Hidden beside the Lyceum Theatre and underneath Central Library in Sheffield, the Library Theatre is found. Footsteps Theatre have taken over this weekend with their pantomime 12 Days of Christmas. With a script by Alan P Frayn, it tells the story of Dame Gertie, her son Izzy and her daughter Suzi as they have to head on an adventure to save Christmas.
It’s not very often you go into a pantomime not knowing the story in advance so I was interested to see what Frayn had come up with. The story follows the standard panto conventions – there’s audience participation (almost too much at times), a working girl who falls in love with a handsome prince and a few comedic routines. There are some funny jokes but most of them fall flat on an audience made up of primarily under 7s. The structure does also begin to get a bit repetitive, especially as the set remains for the same throughout for this production despite the show travelling to different places across the world.

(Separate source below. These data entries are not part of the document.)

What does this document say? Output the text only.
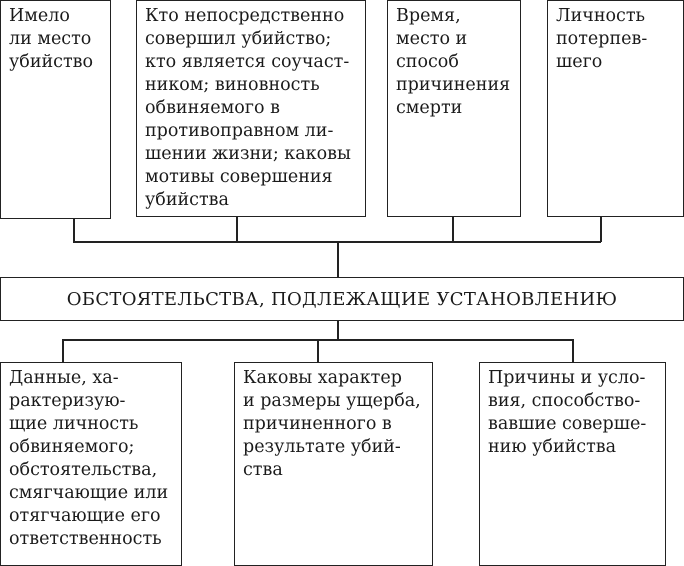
Имело
ли место
убийство
Кто непосредственно
совершил убийство;
кто является соучаст-
ником; виновность
обвиняемого в
противоправном ли-
шении жизни; каковы
мотивы совершения
убийства
Время,
место и
способ
причинения
смерти
Личность
потерпев-
шего
ОБСТОЯТЕЛЬСТВА, ПОДЛЕЖАЩИЕ УСТАНОВЛЕНИЮ
Данные, ха-
рактеризую-
щие личность
обвиняемого;
обстоятельства,
смягчающие или
отягчающие его
ответственность
Каковы характер
и размеры ущерба,
причиненного в
результате убий-
ства
Причины и усло-
вия, способство-
вавшие соверше-
нию убийства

Pantomime is one of the hardest genres of theatre to pull off and despite the shortcomings of the writing, the cast and creative team have put on an admirable attempt. Naomi Conway directs the show and she does a good job at keeping the piece the moving and keeping the audience engaged. Ewan Fellows has rewritten the lyrics to some well-known songs for the piece which are fun. There are many Christmas songs included – this is probably the most Christmassy panto you’ll ever see! It is a shame that the cast don’t have individual microphones because you often can’t hear the words people are singing which I’m sure are very witty and could get more laughs.

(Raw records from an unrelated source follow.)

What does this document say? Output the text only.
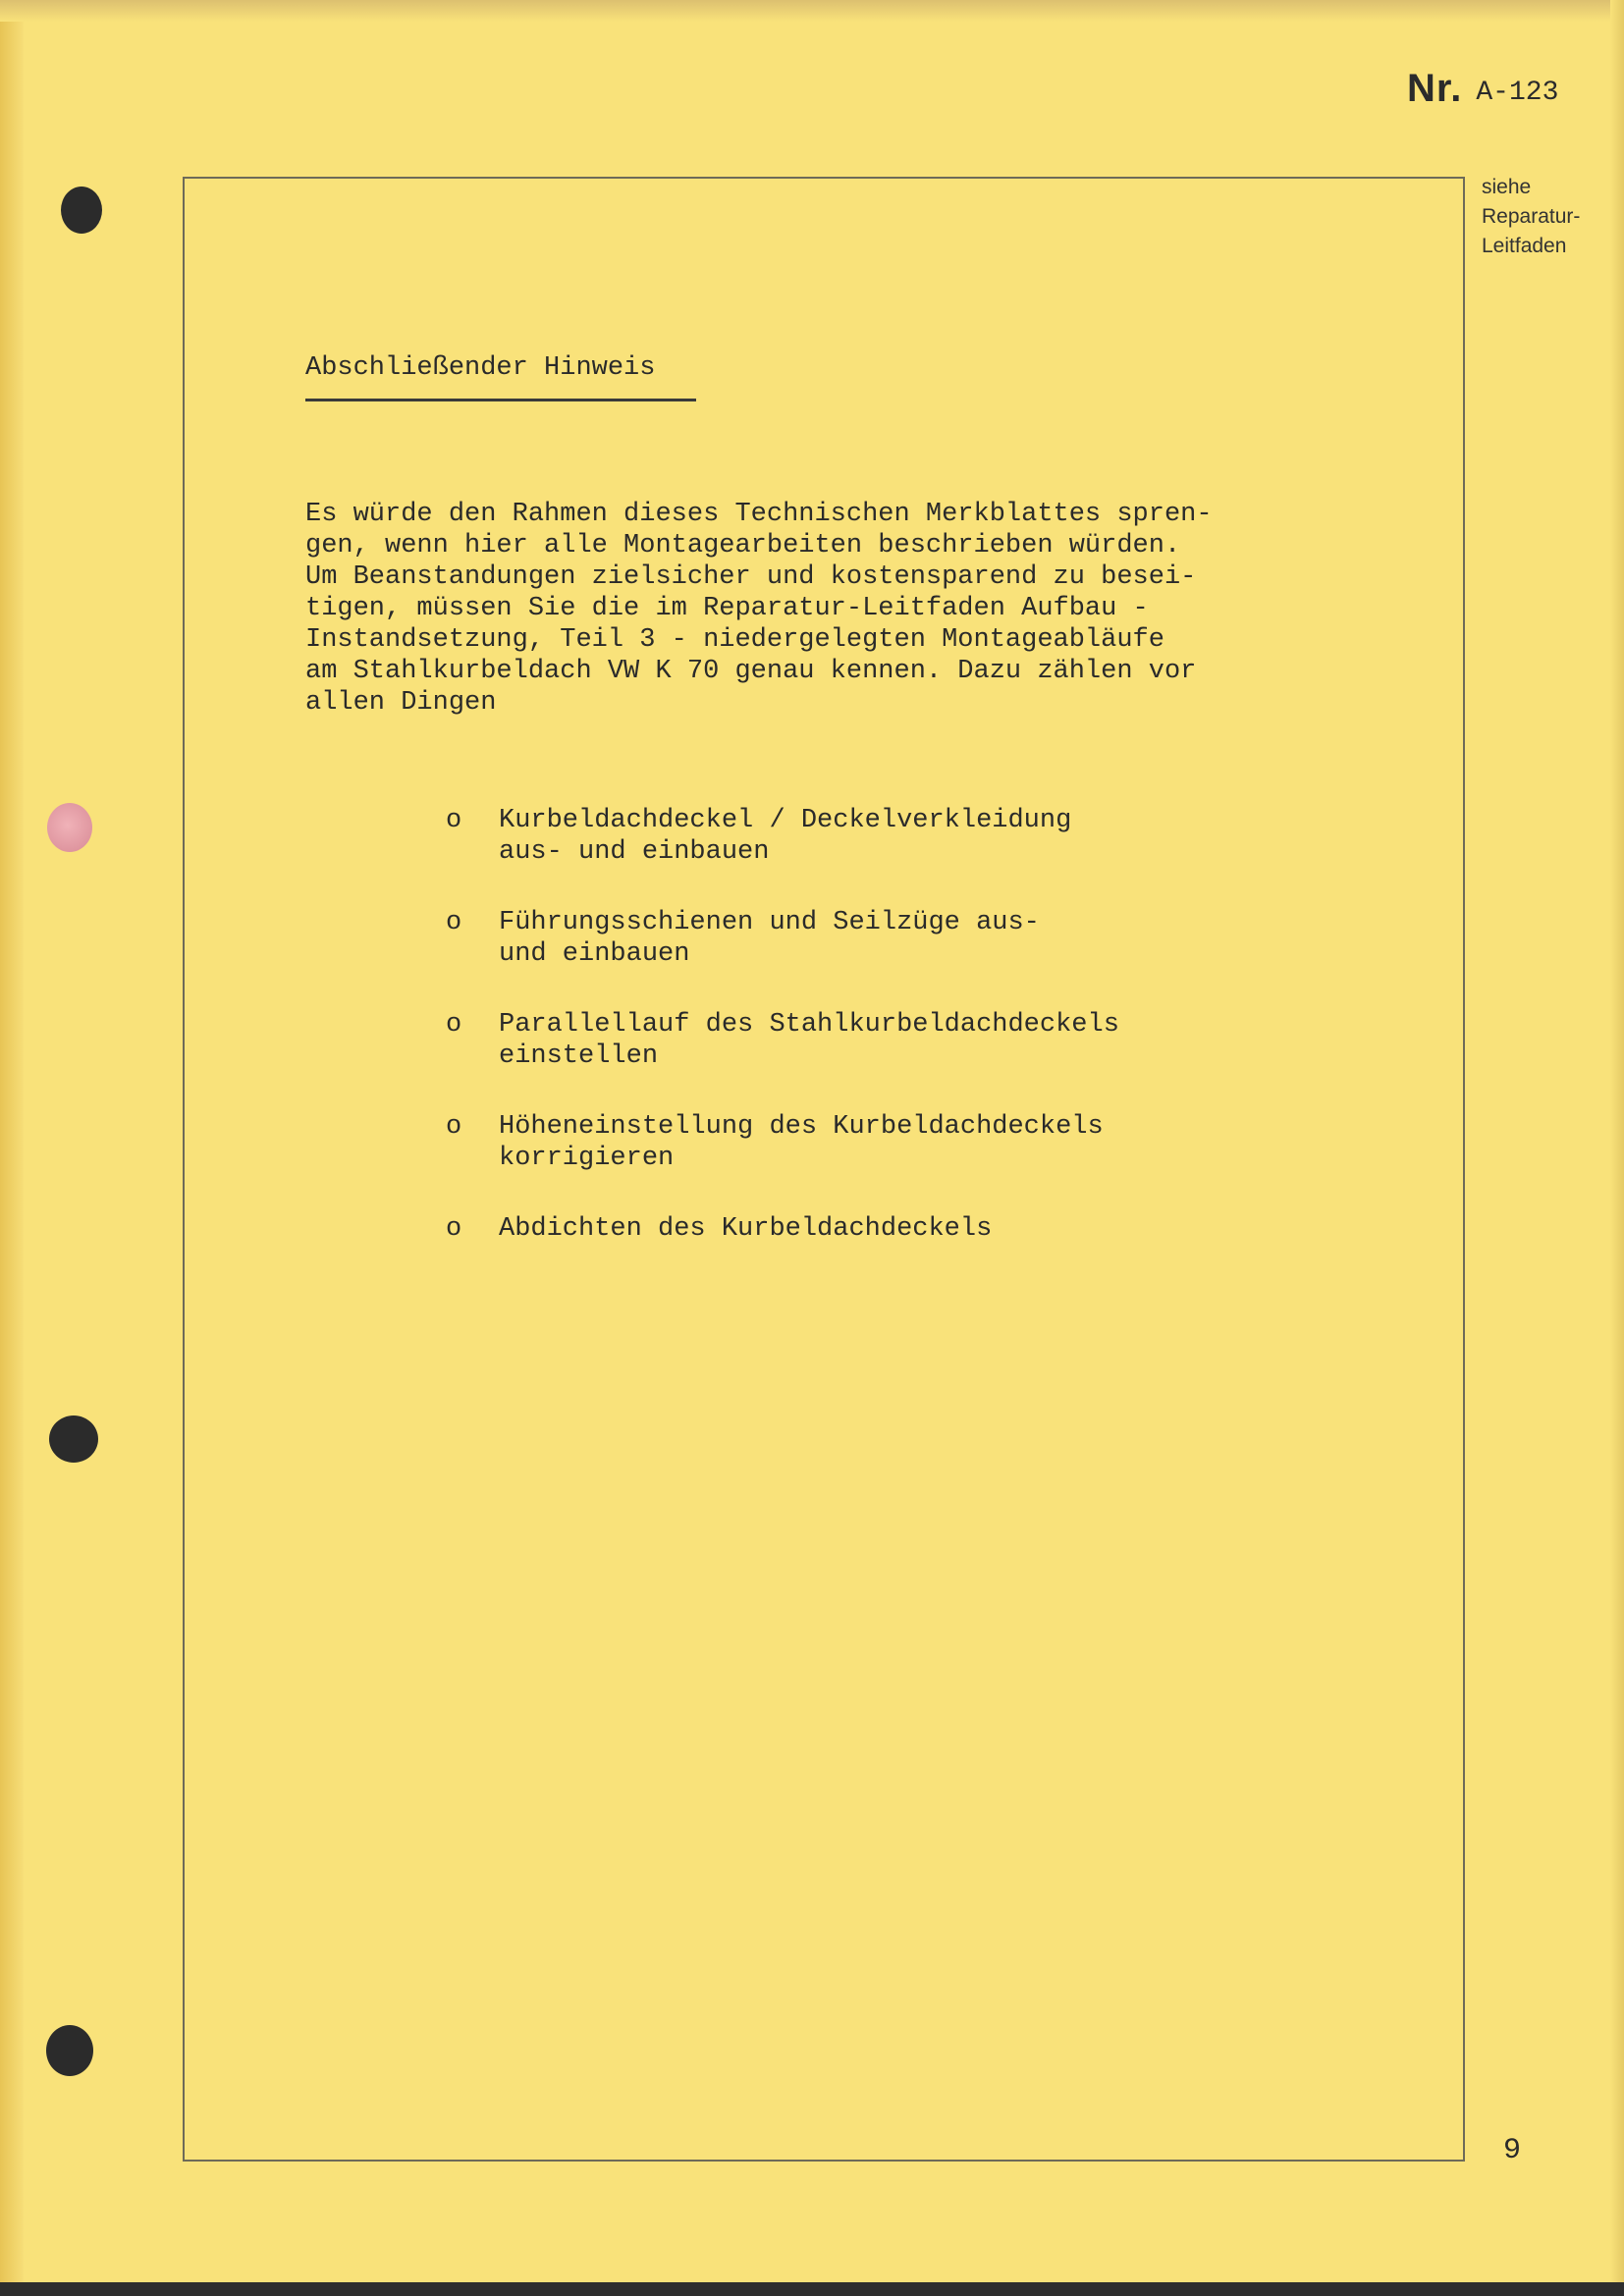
Nr. A-123
siehe
Reparatur-
Leitfaden
Abschließender Hinweis
Es würde den Rahmen dieses Technischen Merkblattes spren-
gen, wenn hier alle Montagearbeiten beschrieben würden.
Um Beanstandungen zielsicher und kostensparend zu besei-
tigen, müssen Sie die im Reparatur-Leitfaden Aufbau -
Instandsetzung, Teil 3 - niedergelegten Montageabläufe
am Stahlkurbeldach VW K 70 genau kennen. Dazu zählen vor
allen Dingen
o Kurbeldachdeckel / Deckelverkleidung
aus- und einbauen
o Führungsschienen und Seilzüge aus-
und einbauen
o Parallellauf des Stahlkurbeldachdeckels
einstellen
o Höheneinstellung des Kurbeldachdeckels
korrigieren
o Abdichten des Kurbeldachdeckels
9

Ewan Fellows also plays Dame Gertie and his performance is terrific. He completely understands the genre and has the audience in the palm of his hands from the off. He gets an audience joining in quickly who previously seemed to be a little quiet. Jamie Windle is equally fantastic as Izzy. He brings a huge amount of energy to the production and the audience was completely enthralled with everything he did. It was a shame this production didn’t have more opportunity for slapstick comedy because it seems like something Fellows and Windle would thrive at together.

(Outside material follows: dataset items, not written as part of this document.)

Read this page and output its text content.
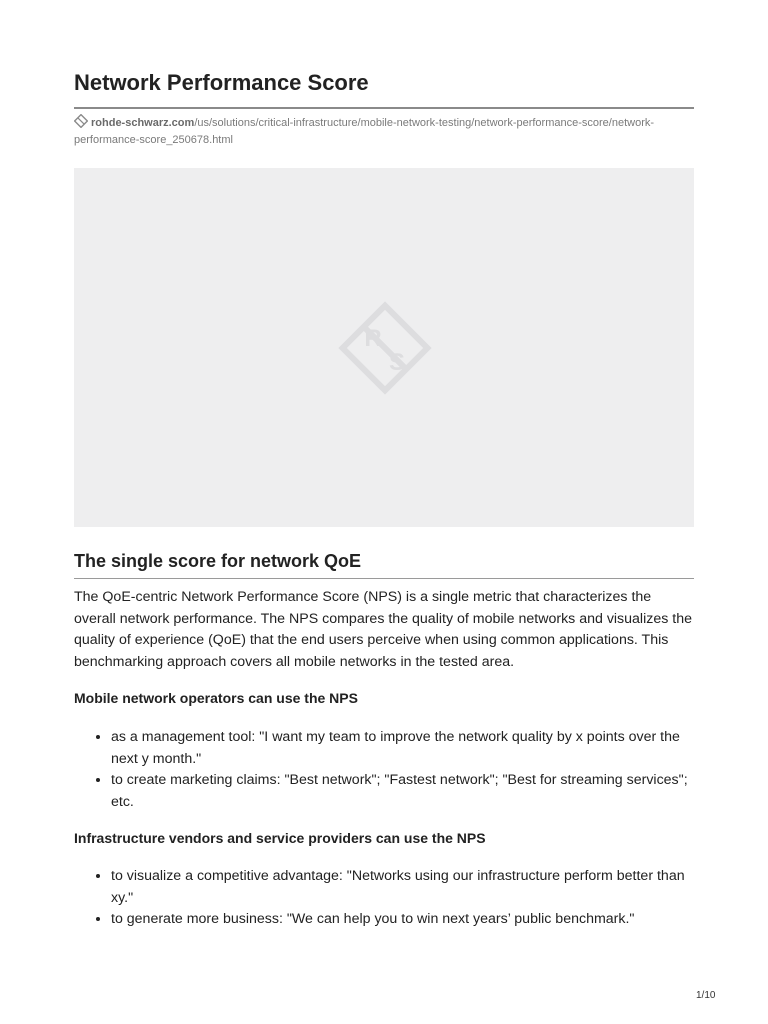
Network Performance Score
rohde-schwarz.com/us/solutions/critical-infrastructure/mobile-network-testing/network-performance-score/network-performance-score_250678.html
R
S
The single score for network QoE

The QoE-centric Network Performance Score (NPS) is a single metric that characterizes the overall network performance. The NPS compares the quality of mobile networks and visualizes the quality of experience (QoE) that the end users perceive when using common applications. This benchmarking approach covers all mobile networks in the tested area.

Mobile network operators can use the NPS
• as a management tool: "I want my team to improve the network quality by x points over the next y month."
• to create marketing claims: "Best network"; "Fastest network"; "Best for streaming services"; etc.
Infrastructure vendors and service providers can use the NPS
• to visualize a competitive advantage: "Networks using our infrastructure perform better than xy."
• to generate more business: "We can help you to win next years’ public benchmark."
1/10
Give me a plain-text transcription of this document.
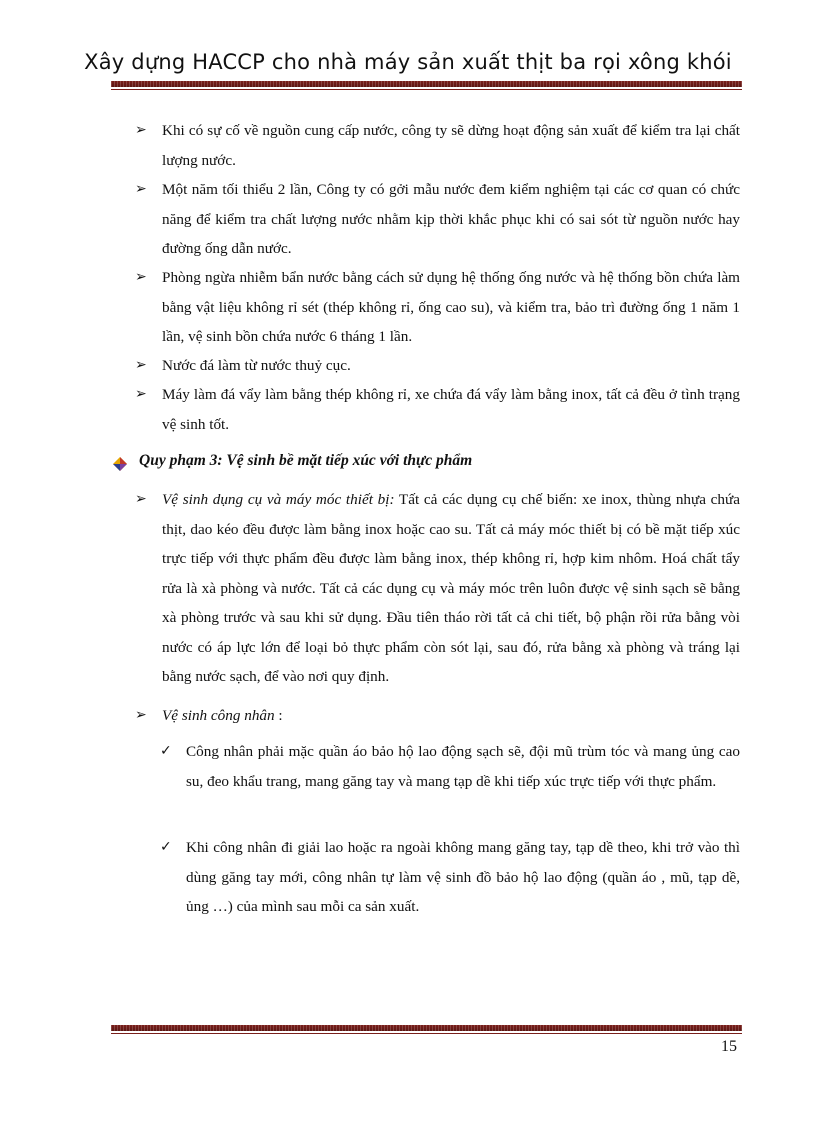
Xây dựng HACCP cho nhà máy sản xuất thịt ba rọi xông khói
➢ Khi có sự cố về nguồn cung cấp nước, công ty sẽ dừng hoạt động sản xuất để kiểm tra lại chất lượng nước.
➢ Một năm tối thiểu 2 lần, Công ty có gởi mẫu nước đem kiểm nghiệm tại các cơ quan có chức năng để kiểm tra chất lượng nước nhằm kịp thời khắc phục khi có sai sót từ nguồn nước hay đường ống dẫn nước.
➢ Phòng ngừa nhiễm bẩn nước bằng cách sử dụng hệ thống ống nước và hệ thống bồn chứa làm bằng vật liệu không rỉ sét (thép không rỉ, ống cao su), và kiểm tra, bảo trì đường ống 1 năm 1 lần, vệ sinh bồn chứa nước 6 tháng 1 lần.
➢ Nước đá làm từ nước thuỷ cục.
➢ Máy làm đá vẩy làm bằng thép không rỉ, xe chứa đá vẩy làm bằng inox, tất cả đều ở tình trạng vệ sinh tốt.
Quy phạm 3: Vệ sinh bề mặt tiếp xúc với thực phẩm
➢ Vệ sinh dụng cụ và máy móc thiết bị: Tất cả các dụng cụ chế biến: xe inox, thùng nhựa chứa thịt, dao kéo đều được làm bằng inox hoặc cao su. Tất cả máy móc thiết bị có bề mặt tiếp xúc trực tiếp với thực phẩm đều được làm bằng inox, thép không rỉ, hợp kim nhôm. Hoá chất tẩy rửa là xà phòng và nước. Tất cả các dụng cụ và máy móc trên luôn được vệ sinh sạch sẽ bằng xà phòng trước và sau khi sử dụng. Đầu tiên tháo rời tất cả chi tiết, bộ phận rồi rửa bằng vòi nước có áp lực lớn để loại bỏ thực phẩm còn sót lại, sau đó, rửa bằng xà phòng và tráng lại bằng nước sạch, để vào nơi quy định.
➢ Vệ sinh công nhân :
✓ Công nhân phải mặc quần áo bảo hộ lao động sạch sẽ, đội mũ trùm tóc và mang ủng cao su, đeo khẩu trang, mang găng tay và mang tạp dề khi tiếp xúc trực tiếp với thực phẩm.
✓ Khi công nhân đi giải lao hoặc ra ngoài không mang găng tay, tạp dề theo, khi trở vào thì dùng găng tay mới, công nhân tự làm vệ sinh đồ bảo hộ lao động (quần áo , mũ, tạp dề, ủng …) của mình sau mỗi ca sản xuất.
15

Bethany Bell is lovely as Suzi and she has very believable chemistry with Dylan Galliah as the Prince. Galliah is just as dashing and charming as you’d expect from a prince. Dom Bampton as Klampit and Hollie Snowden make a great comedic duo as Klampit and Stampit. They don’t add a huge amount to the plot but they are entertaining. Snowden has particularly strong comic timing which is a joy to see.
Phillip Hadley as Wizbad is superb. The audience of young children love to boo him (almost too much, stopping him getting his dialogue out!). It is in moments of audience interaction like this that you realise the value of having microphones in live theatre. He is wonderfully evil and is fully committed to the production, despite being significantly older than most of the rest of the cast. Robyn Elbrett plays opposite him as the Fairy and gives an outstanding performance. The audience listen closely to her every word and her diction is impeccable. She adds a heap of energy to the show and she is great fun to watch.
12 Days of Christmas is a fun show, as demonstrated by the children in the audience screaming at the top of their voices. It’s not a flashy and spectacular production and nor does it try to be. It is a lovely pre-Christmas treat and a lovely intimate venue in the heart of Sheffield.